FRIDAY, Dec. 20, 2019 (HealthDay News) — Safety net-reliant patients initiating maintenance dialysis are disproportionately cared for at nonprofit/independently owned and hospital-based facilities, according to a study published online Dec. 19 in the Journal of the American Society of Nephrology.

Kevin F. Erickson, M.D., from the Baylor College of Medicine in Houston, and colleagues examined patients initiating maintenance dialysis in 2008 to 2015 from the U.S. Renal Data System and defined those who were uninsured or had only Medicaid coverage at dialysis onset and had not qualified for Medicare by the fourth dialysis month as “safety net-reliant.”

The researchers found that over time, there was a significant increase in the proportion of patients <65 years old initiating dialysis who were safety net-reliant, from 11 to 14 percent; 73 percent of those patients started dialysis at for-profit/chain-owned facilities compared with 76 percent of all patients starting dialysis. The relative risk for initiating dialysis at nonprofit/independently owned versus for-profit/independently owned facilities was 30 percent higher for patients who were safety net-reliant; they also had slightly lower relative risks for initiating dialysis at for-profit and nonprofit chain-owned facilities and an increased likelihood of receiving dialysis at hospital-based facilities.
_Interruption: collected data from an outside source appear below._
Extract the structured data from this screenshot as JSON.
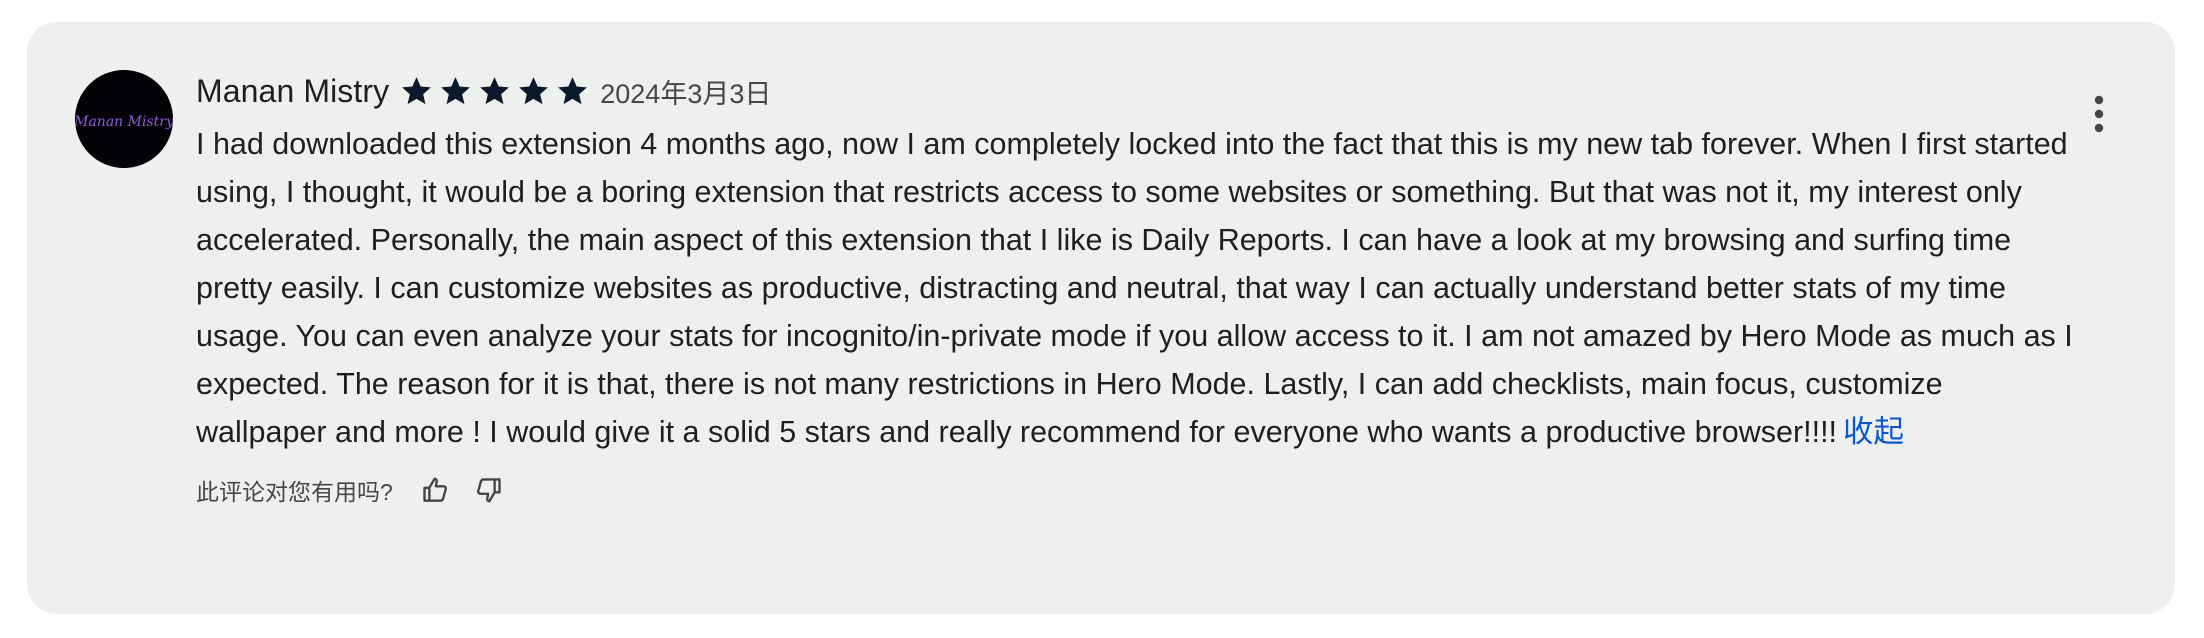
{
  "review": {
    "author": "Manan Mistry",
    "avatar_text": "Manan Mistry",
    "rating": 5,
    "rating_max": 5,
    "date": "2024年3月3日",
    "text": "I had downloaded this extension 4 months ago, now I am completely locked into the fact that this is my new tab forever. When I first started using, I thought, it would be a boring extension that restricts access to some websites or something. But that was not it, my interest only accelerated. Personally, the main aspect of this extension that I like is Daily Reports. I can have a look at my browsing and surfing time pretty easily. I can customize websites as productive, distracting and neutral, that way I can actually understand better stats of my time usage. You can even analyze your stats for incognito/in-private mode if you allow access to it. I am not amazed by Hero Mode as much as I expected. The reason for it is that, there is not many restrictions in Hero Mode. Lastly, I can add checklists, main focus, customize wallpaper and more ! I would give it a solid 5 stars and really recommend for everyone who wants a productive browser!!!!",
    "collapse_label": "收起",
    "helpful_prompt": "此评论对您有用吗?"
  },
  "icons": {
    "star": "star-icon",
    "thumb_up": "thumb-up-icon",
    "thumb_down": "thumb-down-icon",
    "more": "more-vert-icon"
  },
  "colors": {
    "card_bg": "#eef0ed",
    "star": "#0b1a2b",
    "link": "#0b57d0",
    "text": "#1f1f1f",
    "secondary_text": "#444746"
  }
}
“Independently-owned nonprofit facilities (which are primarily affiliated with hospitals) provide a disproportionate share of safety-net dialysis care due to both their proximity to safety net-reliant populations and the process of dialysis facility selection and/or assignment,” the authors write.

Several authors disclosed financial ties to pharmaceutical, biotechnology, and dialysis companies.